A risk assessment is one of the first steps in implementing your information security program, which will help provide an overview of your entire business. You’ll use it to track what assets you have, what the risks are to your company, and what the possible consequences could be if a breach occurred.
Importantly, the assessment gets your organization on the path to reducing risk.
Like any strong plan, you’ll need a strong team to make it work. Create a risk assessment team with people in your company who are familiar with computer security, technology and the day-to-day operations of the organization. There should be a member of senior management who has the authority to make decisions about the company’s risk posture. In addition, it is essential you include people who understand both your technology and business operations.
This exercise will allow you to understand better all aspects of your assets.
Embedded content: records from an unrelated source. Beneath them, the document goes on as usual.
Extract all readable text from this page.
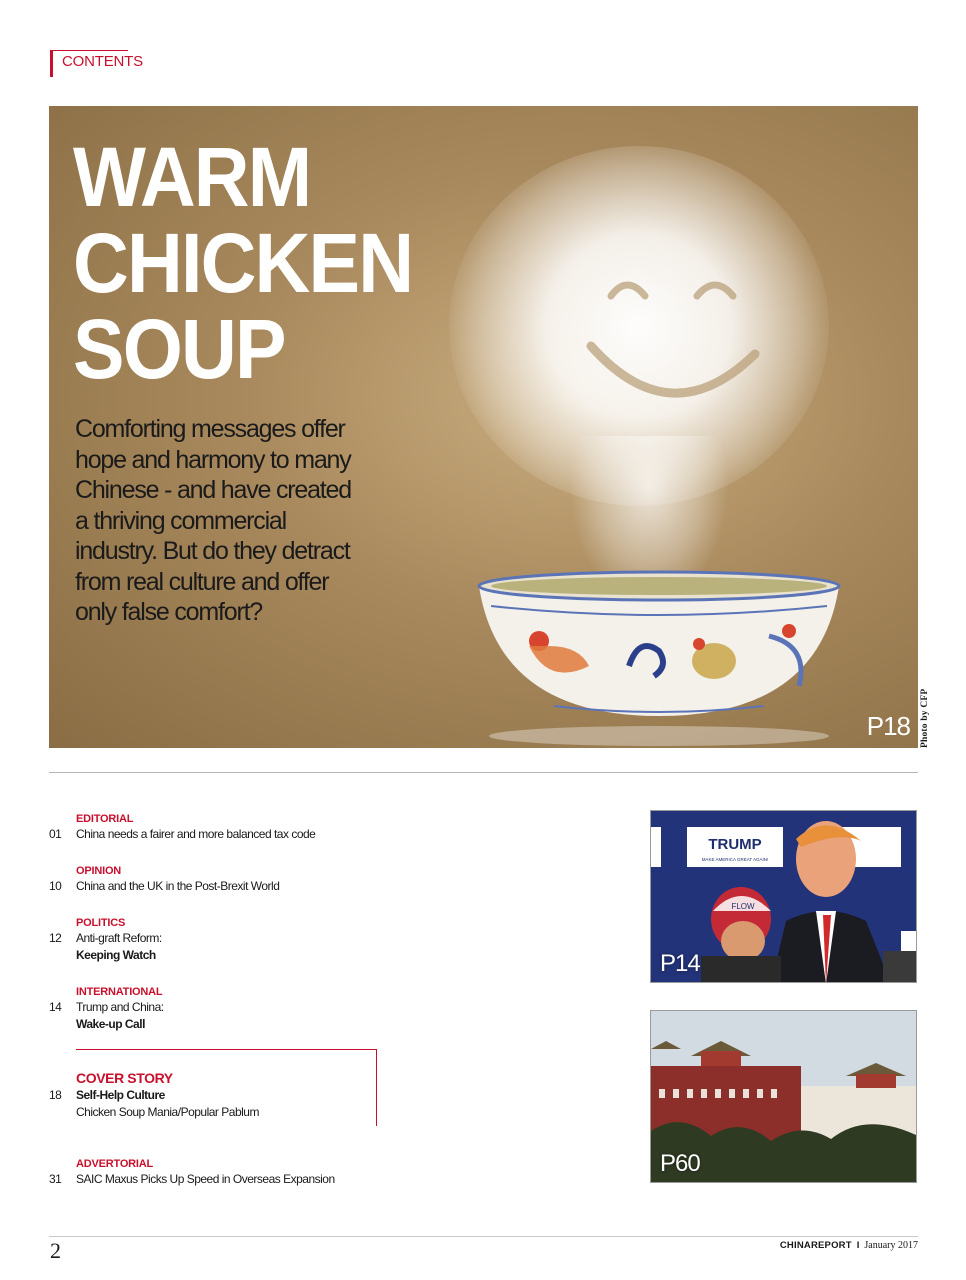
CONTENTS
WARM
CHICKEN
SOUP

Comforting messages offer hope and harmony to many Chinese - and have created a thriving commercial industry. But do they detract from real culture and offer only false comfort?

P18 Photo by CFP
EDITORIAL
01	China needs a fairer and more balanced tax code
OPINION
10	China and the UK in the Post-Brexit World
POLITICS
12	Anti-graft Reform:
Keeping Watch
INTERNATIONAL
14	Trump and China:
Wake-up Call
COVER STORY
18	Self-Help Culture
Chicken Soup Mania/Popular Pablum
ADVERTORIAL
31	SAIC Maxus Picks Up Speed in Overseas Expansion
TRUMP
MAKE AMERICA GREAT AGAIN!
FLOW
P14
P60
2	CHINAREPORT I January 2017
As well as the risks that could harm your business.
It can be easy to lose track of all of your assets and potential risks. For this reason, it is essential to document your findings. In fact, you can use a spreadsheet. It will allow you to track all the information you need in a central location. If you or someone on your team is skilled with using spreadsheets, you can use formulas to help expedite the process of calculating risk and impacts.
A risk assessment document should include three separate sheets: a logging sheet, asset register, and the risk assessment itself.
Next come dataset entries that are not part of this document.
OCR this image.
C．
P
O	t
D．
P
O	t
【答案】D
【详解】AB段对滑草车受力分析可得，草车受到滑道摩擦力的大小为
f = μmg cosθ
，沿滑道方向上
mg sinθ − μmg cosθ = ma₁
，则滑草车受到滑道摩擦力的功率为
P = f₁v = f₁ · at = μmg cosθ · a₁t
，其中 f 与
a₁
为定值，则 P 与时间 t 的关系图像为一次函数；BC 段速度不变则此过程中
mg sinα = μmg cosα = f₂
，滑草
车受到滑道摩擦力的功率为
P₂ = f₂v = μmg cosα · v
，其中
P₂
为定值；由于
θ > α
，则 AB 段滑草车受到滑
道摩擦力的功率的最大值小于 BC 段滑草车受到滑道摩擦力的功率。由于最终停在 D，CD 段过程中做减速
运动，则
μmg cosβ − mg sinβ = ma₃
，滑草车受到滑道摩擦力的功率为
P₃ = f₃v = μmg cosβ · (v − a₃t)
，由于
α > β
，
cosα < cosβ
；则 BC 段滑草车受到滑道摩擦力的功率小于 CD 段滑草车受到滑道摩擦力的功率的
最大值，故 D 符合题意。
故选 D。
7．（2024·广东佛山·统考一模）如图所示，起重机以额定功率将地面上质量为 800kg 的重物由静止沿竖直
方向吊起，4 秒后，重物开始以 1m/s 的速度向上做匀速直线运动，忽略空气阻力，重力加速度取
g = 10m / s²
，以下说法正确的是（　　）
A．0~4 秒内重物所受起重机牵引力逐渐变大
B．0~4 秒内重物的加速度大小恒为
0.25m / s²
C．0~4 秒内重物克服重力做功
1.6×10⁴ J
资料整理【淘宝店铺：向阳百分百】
Step 1: Establish the scope of your assessment:
Before beginning a risk assessment review, outline all parameters and assets that you need to cover.
Step 2: Performing the risk assessment
Work through the assessment and gather the required information with your team.
Step 3: Risk evaluation:
Once all assets and threats have been outlined, conduct an evaluation of the risk of the threat on the asset.
Step 4: Risk treatment:
Management in the organization should select one of the treatment options for each risk your team identified.
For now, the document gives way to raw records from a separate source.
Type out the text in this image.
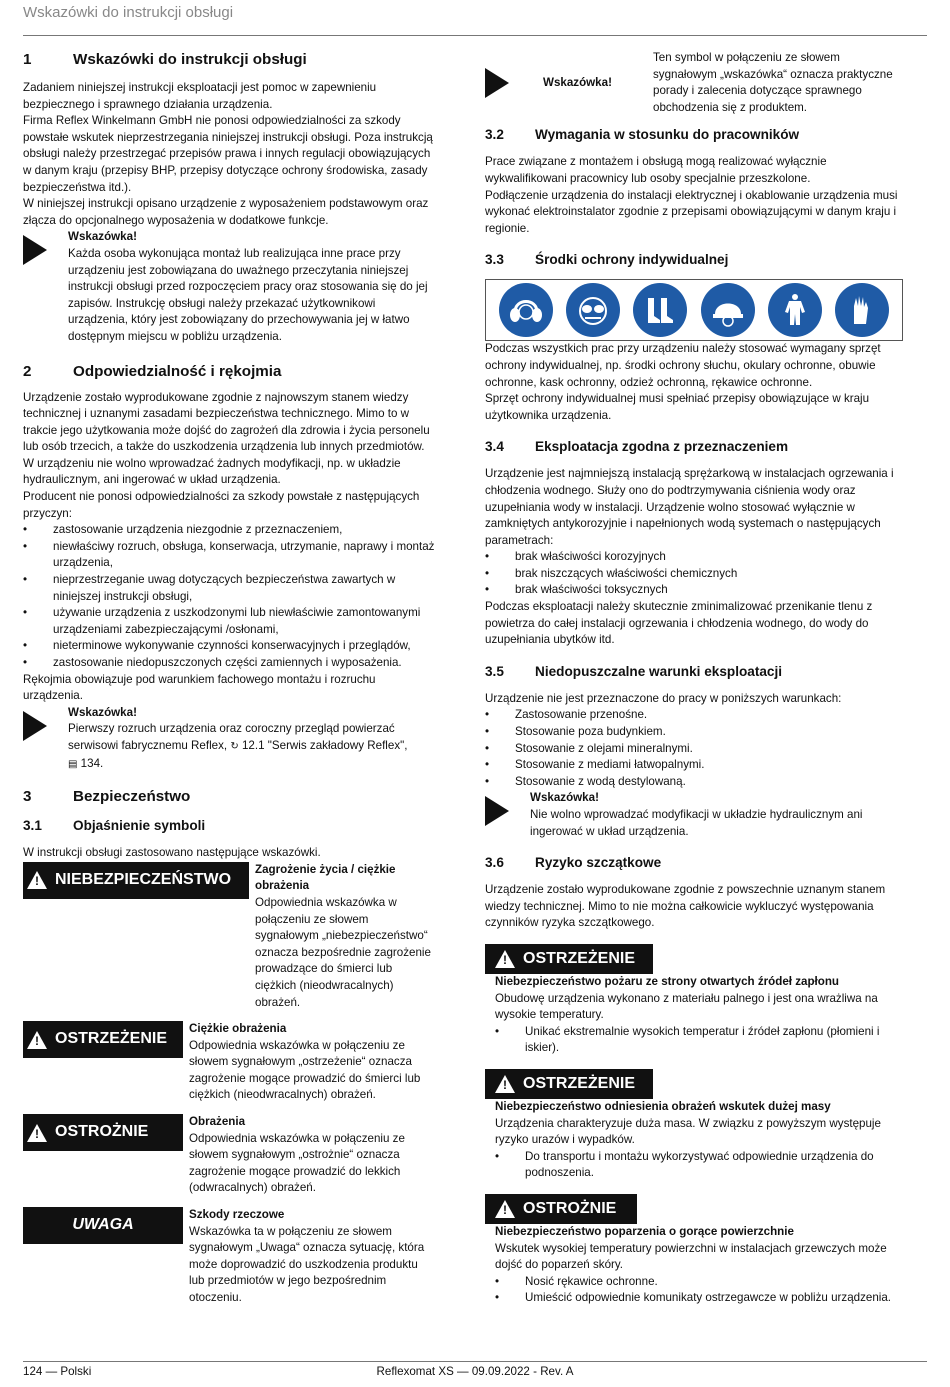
Wskazówki do instrukcji obsługi
1	Wskazówki do instrukcji obsługi

Zadaniem niniejszej instrukcji eksploatacji jest pomoc w zapewnieniu bezpiecznego i sprawnego działania urządzenia.

Firma Reflex Winkelmann GmbH nie ponosi odpowiedzialności za szkody powstałe wskutek nieprzestrzegania niniejszej instrukcji obsługi. Poza instrukcją obsługi należy przestrzegać przepisów prawa i innych regulacji obowiązujących w danym kraju (przepisy BHP, przepisy dotyczące ochrony środowiska, zasady bezpieczeństwa itd.).

W niniejszej instrukcji opisano urządzenie z wyposażeniem podstawowym oraz złącza do opcjonalnego wyposażenia w dodatkowe funkcje.

Wskazówka!
Każda osoba wykonująca montaż lub realizująca inne prace przy urządzeniu jest zobowiązana do uważnego przeczytania niniejszej instrukcji obsługi przed rozpoczęciem pracy oraz stosowania się do jej zapisów. Instrukcję obsługi należy przekazać użytkownikowi urządzenia, który jest zobowiązany do przechowywania jej w łatwo dostępnym miejscu w pobliżu urządzenia.
2	Odpowiedzialność i rękojmia

Urządzenie zostało wyprodukowane zgodnie z najnowszym stanem wiedzy technicznej i uznanymi zasadami bezpieczeństwa technicznego. Mimo to w trakcie jego użytkowania może dojść do zagrożeń dla zdrowia i życia personelu lub osób trzecich, a także do uszkodzenia urządzenia lub innych przedmiotów.

W urządzeniu nie wolno wprowadzać żadnych modyfikacji, np. w układzie hydraulicznym, ani ingerować w układ urządzenia.

Producent nie ponosi odpowiedzialności za szkody powstałe z następujących przyczyn:

• zastosowanie urządzenia niezgodnie z przeznaczeniem,
• niewłaściwy rozruch, obsługa, konserwacja, utrzymanie, naprawy i montaż urządzenia,
• nieprzestrzeganie uwag dotyczących bezpieczeństwa zawartych w niniejszej instrukcji obsługi,
• używanie urządzenia z uszkodzonymi lub niewłaściwie zamontowanymi urządzeniami zabezpieczającymi /osłonami,
• nieterminowe wykonywanie czynności konserwacyjnych i przeglądów,
• zastosowanie niedopuszczonych części zamiennych i wyposażenia.

Rękojmia obowiązuje pod warunkiem fachowego montażu i rozruchu urządzenia.

Wskazówka!
Pierwszy rozruch urządzenia oraz coroczny przegląd powierzać
serwisowi fabrycznemu Reflex, ↻ 12.1 "Serwis zakładowy Reflex",
▤ 134.
3	Bezpieczeństwo
3.1	Objaśnienie symboli

W instrukcji obsługi zastosowano następujące wskazówki.

! NIEBEZPIECZEŃSTWO
Zagrożenie życia / ciężkie obrażenia
Odpowiednia wskazówka w połączeniu ze słowem sygnałowym „niebezpieczeństwo“ oznacza bezpośrednie zagrożenie prowadzące do śmierci lub ciężkich (nieodwracalnych) obrażeń.
! OSTRZEŻENIE
Ciężkie obrażenia
Odpowiednia wskazówka w połączeniu ze słowem sygnałowym „ostrzeżenie“ oznacza zagrożenie mogące prowadzić do śmierci lub ciężkich (nieodwracalnych) obrażeń.
! OSTROŻNIE
Obrażenia
Odpowiednia wskazówka w połączeniu ze słowem sygnałowym „ostrożnie“ oznacza zagrożenie mogące prowadzić do lekkich (odwracalnych) obrażeń.
UWAGA
Szkody rzeczowe
Wskazówka ta w połączeniu ze słowem sygnałowym „Uwaga“ oznacza sytuację, która może doprowadzić do uszkodzenia produktu lub przedmiotów w jego bezpośrednim otoczeniu.
Wskazówka!
Ten symbol w połączeniu ze słowem sygnałowym „wskazówka“ oznacza praktyczne porady i zalecenia dotyczące sprawnego obchodzenia się z produktem.
3.2	Wymagania w stosunku do pracowników

Prace związane z montażem i obsługą mogą realizować wyłącznie wykwalifikowani pracownicy lub osoby specjalnie przeszkolone.

Podłączenie urządzenia do instalacji elektrycznej i okablowanie urządzenia musi wykonać elektroinstalator zgodnie z przepisami obowiązującymi w danym kraju i regionie.

3.3	Środki ochrony indywidualnej

Podczas wszystkich prac przy urządzeniu należy stosować wymagany sprzęt ochrony indywidualnej, np. środki ochrony słuchu, okulary ochronne, obuwie ochronne, kask ochronny, odzież ochronną, rękawice ochronne.

Sprzęt ochrony indywidualnej musi spełniać przepisy obowiązujące w kraju użytkownika urządzenia.

3.4	Eksploatacja zgodna z przeznaczeniem

Urządzenie jest najmniejszą instalacją sprężarkową w instalacjach ogrzewania i chłodzenia wodnego. Służy ono do podtrzymywania ciśnienia wody oraz uzupełniania wody w instalacji. Urządzenie wolno stosować wyłącznie w zamkniętych antykorozyjnie i napełnionych wodą systemach o następujących parametrach:

• brak właściwości korozyjnych
• brak niszczących właściwości chemicznych
• brak właściwości toksycznych

Podczas eksploatacji należy skutecznie zminimalizować przenikanie tlenu z powietrza do całej instalacji ogrzewania i chłodzenia wodnego, do wody do uzupełniania ubytków itd.

3.5	Niedopuszczalne warunki eksploatacji

Urządzenie nie jest przeznaczone do pracy w poniższych warunkach:

• Zastosowanie przenośne.
• Stosowanie poza budynkiem.
• Stosowanie z olejami mineralnymi.
• Stosowanie z mediami łatwopalnymi.
• Stosowanie z wodą destylowaną.
Wskazówka!
Nie wolno wprowadzać modyfikacji w układzie hydraulicznym ani ingerować w układ urządzenia.
3.6	Ryzyko szczątkowe

Urządzenie zostało wyprodukowane zgodnie z powszechnie uznanym stanem wiedzy technicznej. Mimo to nie można całkowicie wykluczyć występowania czynników ryzyka szczątkowego.

! OSTRZEŻENIE
Niebezpieczeństwo pożaru ze strony otwartych źródeł zapłonu
Obudowę urządzenia wykonano z materiału palnego i jest ona wrażliwa na wysokie temperatury.
• Unikać ekstremalnie wysokich temperatur i źródeł zapłonu (płomieni i iskier).
! OSTRZEŻENIE
Niebezpieczeństwo odniesienia obrażeń wskutek dużej masy
Urządzenia charakteryzuje duża masa. W związku z powyższym występuje ryzyko urazów i wypadków.
• Do transportu i montażu wykorzystywać odpowiednie urządzenia do podnoszenia.
! OSTROŻNIE
Niebezpieczeństwo poparzenia o gorące powierzchnie
Wskutek wysokiej temperatury powierzchni w instalacjach grzewczych może dojść do poparzeń skóry.
• Nosić rękawice ochronne.
• Umieścić odpowiednie komunikaty ostrzegawcze w pobliżu urządzenia.
124 — Polski	Reflexomat XS — 09.09.2022 - Rev. A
Step 5: Risk monitoring and review:
Companies are not static and are continually changing and evolving over time. Due to this the assets, risks, threats, and strategies outlined in your initial assessment may or may not be the same in a year.
Because the threat landscape is constantly changing, you’ll want your InfoSec program to have a plan for when and how often you’ll go through this process. Once your team knows how to do this, it will be easier to repeat in the future.